SpaceX getting Bankrupt, Elon Musk leaked email reveals
Things are deteriorating at SpaceX, at least according to Elon Musk, the company’s CEO and creator.
The lack of development on the business’s Raptor engines puts the company at a “real risk of bankruptcy,” according to a leaked company-wide email from Musk acquired by Space Explored and later corroborated by CNBC.
The situation is so serious, Musk wrote in the email, that SpaceX will need to launch a Starship once every two weeks in the coming year to avoid financial ruin.
“Unfortunately, the Raptor manufacturing situation is considerably worse than it appeared a few weeks ago,” Musk wrote in an email sent during the Thanksgiving holiday. “As we probed more into the concerns that arose following the departure of previous senior management, we discovered that they were significantly more serious than previously disclosed. There is no way to sugarcoat this.”
True, although it will look clean with close out panels installed.
Raptor 2 has significant improvements in every way, but a complete design overhaul is necessary for the engine that can actually make life multiplanetary. It won’t be called Raptor.
— Elon Musk (@elonmusk) November 17, 2021
The senior management he’s talking to is very definitely Will Heltsley, SpaceX’s former VP of propulsion, who left the firm in November due to the Raptor’s lack of progress.
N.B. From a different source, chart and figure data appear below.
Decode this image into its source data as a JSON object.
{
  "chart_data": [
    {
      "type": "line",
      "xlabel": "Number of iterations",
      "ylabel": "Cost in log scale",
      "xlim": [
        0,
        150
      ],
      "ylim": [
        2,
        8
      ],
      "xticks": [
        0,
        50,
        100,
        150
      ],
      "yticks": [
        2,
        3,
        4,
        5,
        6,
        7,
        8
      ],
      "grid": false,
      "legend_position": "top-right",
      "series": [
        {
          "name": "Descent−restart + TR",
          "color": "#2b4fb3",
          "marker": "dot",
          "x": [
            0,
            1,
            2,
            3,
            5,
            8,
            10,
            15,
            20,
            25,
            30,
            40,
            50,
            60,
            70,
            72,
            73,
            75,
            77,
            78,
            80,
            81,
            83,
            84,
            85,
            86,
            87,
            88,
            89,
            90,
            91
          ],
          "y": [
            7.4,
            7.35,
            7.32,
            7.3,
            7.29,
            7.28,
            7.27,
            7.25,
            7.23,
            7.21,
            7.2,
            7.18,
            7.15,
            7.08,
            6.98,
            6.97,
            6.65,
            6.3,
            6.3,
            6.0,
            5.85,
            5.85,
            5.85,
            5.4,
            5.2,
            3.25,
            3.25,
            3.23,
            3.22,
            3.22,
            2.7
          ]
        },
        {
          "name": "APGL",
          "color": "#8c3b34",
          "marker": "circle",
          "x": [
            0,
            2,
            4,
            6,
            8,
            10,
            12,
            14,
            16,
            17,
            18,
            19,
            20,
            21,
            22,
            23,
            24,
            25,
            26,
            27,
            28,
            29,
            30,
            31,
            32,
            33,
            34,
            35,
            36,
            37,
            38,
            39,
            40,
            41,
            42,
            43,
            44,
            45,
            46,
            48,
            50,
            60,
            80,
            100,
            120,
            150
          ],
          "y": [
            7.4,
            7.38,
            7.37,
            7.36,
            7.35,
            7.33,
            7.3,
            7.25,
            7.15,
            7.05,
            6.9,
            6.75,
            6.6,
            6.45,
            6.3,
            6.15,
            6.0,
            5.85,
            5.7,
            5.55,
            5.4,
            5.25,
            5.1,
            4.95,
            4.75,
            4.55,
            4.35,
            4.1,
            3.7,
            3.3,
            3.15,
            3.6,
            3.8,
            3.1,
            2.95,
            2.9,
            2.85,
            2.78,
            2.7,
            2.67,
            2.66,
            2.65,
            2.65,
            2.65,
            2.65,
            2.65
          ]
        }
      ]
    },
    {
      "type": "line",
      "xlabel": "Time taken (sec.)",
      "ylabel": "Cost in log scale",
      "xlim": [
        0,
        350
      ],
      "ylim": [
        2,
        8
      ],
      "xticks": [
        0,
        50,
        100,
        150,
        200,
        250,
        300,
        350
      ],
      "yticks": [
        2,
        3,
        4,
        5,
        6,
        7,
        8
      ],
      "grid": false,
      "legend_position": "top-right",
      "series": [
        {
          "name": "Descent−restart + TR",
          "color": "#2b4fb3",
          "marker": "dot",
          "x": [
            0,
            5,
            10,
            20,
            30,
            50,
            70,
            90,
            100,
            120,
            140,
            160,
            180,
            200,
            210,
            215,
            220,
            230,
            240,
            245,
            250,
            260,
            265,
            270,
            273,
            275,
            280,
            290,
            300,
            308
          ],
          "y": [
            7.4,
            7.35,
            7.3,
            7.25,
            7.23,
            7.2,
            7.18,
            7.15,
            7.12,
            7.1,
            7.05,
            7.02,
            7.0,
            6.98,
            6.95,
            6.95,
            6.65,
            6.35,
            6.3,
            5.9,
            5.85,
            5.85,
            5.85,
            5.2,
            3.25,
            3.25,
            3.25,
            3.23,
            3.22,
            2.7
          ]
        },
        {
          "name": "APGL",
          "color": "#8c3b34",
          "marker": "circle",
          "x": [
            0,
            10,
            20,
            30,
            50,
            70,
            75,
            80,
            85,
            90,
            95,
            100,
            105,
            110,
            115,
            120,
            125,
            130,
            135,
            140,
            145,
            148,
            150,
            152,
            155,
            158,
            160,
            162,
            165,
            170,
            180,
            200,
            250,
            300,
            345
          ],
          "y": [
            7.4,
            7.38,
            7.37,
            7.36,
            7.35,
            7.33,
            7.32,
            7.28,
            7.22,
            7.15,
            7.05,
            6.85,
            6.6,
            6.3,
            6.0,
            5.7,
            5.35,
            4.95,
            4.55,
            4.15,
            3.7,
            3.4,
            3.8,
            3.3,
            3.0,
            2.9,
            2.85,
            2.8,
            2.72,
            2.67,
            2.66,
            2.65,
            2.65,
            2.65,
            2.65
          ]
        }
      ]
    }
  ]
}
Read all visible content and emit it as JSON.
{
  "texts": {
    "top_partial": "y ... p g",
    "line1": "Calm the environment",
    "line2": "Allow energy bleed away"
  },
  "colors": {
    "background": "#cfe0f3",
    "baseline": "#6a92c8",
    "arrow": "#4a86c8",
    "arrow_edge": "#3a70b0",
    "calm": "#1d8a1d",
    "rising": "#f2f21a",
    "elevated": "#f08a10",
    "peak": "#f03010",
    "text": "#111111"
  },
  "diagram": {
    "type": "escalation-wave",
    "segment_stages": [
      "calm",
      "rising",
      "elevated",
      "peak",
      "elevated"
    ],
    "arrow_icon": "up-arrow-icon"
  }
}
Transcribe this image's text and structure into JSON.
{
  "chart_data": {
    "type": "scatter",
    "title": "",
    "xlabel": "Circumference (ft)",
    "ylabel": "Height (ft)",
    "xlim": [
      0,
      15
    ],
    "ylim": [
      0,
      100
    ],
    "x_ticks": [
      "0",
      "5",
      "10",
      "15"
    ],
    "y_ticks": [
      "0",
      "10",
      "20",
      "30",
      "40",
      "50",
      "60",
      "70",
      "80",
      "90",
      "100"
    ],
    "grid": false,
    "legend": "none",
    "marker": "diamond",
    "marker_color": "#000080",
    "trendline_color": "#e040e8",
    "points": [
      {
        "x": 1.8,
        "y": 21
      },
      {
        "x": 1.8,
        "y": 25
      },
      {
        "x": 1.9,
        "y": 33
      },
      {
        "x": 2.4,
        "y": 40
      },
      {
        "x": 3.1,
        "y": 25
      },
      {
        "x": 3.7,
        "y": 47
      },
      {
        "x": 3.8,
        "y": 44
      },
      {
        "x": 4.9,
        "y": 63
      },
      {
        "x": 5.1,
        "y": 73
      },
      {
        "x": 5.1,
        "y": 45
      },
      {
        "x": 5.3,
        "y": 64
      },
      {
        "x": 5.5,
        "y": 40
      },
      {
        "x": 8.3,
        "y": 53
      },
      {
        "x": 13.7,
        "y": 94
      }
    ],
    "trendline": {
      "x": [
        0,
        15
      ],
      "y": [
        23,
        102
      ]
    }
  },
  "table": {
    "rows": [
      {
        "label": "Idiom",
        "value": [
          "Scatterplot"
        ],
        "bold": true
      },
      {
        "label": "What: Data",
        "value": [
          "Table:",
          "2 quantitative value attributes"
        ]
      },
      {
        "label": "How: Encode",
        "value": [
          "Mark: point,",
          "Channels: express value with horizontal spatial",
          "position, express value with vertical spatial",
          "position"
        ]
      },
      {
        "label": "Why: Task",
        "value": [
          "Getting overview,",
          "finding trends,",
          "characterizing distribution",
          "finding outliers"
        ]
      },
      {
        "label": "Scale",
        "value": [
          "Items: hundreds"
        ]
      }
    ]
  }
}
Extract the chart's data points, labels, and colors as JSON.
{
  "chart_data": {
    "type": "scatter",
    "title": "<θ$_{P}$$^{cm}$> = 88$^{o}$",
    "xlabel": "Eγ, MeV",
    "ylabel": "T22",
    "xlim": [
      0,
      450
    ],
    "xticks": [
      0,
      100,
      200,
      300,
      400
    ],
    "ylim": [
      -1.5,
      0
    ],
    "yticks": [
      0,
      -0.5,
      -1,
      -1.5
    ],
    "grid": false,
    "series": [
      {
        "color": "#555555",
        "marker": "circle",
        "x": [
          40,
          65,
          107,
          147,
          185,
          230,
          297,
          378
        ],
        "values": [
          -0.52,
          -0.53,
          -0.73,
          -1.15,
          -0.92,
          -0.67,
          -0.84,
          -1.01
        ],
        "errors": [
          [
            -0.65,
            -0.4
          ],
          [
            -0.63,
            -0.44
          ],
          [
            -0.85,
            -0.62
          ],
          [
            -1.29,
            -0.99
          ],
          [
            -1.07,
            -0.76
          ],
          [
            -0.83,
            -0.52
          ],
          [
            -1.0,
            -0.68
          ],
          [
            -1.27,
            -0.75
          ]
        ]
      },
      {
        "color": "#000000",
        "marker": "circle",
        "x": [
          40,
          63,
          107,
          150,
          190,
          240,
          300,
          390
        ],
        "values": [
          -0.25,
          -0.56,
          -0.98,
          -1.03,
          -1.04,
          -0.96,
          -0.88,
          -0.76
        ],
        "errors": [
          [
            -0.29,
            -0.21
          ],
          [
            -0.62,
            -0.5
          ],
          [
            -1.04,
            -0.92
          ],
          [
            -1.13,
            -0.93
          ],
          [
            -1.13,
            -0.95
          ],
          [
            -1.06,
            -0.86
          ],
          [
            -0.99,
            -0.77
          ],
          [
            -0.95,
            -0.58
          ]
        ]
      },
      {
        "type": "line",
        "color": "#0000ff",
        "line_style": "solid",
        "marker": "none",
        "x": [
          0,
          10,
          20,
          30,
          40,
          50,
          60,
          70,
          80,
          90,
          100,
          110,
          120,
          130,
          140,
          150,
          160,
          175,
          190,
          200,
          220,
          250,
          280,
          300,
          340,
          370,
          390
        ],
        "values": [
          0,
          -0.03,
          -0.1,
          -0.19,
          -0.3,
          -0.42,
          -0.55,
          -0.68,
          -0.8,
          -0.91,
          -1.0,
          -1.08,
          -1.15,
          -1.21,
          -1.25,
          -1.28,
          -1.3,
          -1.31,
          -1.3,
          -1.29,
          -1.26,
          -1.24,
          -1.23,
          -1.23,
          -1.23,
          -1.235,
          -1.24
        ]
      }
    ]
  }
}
Musk continued to express his displeasure in the email, while also emphasizing the gravity of the situation. Despite the fact that it was a holiday weekend, he went so far as to demand that his employees return to work.
“Unless you have urgent family obligations or are medically unable to return to Hawthorne,” he wrote, “we will need all hands on deck to recover from what is, quite frankly, a disaster.”
Despite his plans to take the weekend off, Musk said he would “be on the Raptor line all night and over the weekend.”
The CEO ended his holiday letter to his employees on a positive note, emphasizing that the company’s financial future was on the line.
“What it boils down to is that if we don’t achieve a Starship flight rate of at least once every two weeks next year, we face a significant risk of bankruptcy,” he warned.
The communication comes as a shock, given that SpaceX and Musk are known for portraying the company as a runaway success.
Everything seemed to be going well for the company, from obtaining lucrative contracts with NASA to hitting a $100 billion valuation to preparing for a journey to the Moon — but it appears that things are about to blow up for the corporation like so many rockets on a launchpad.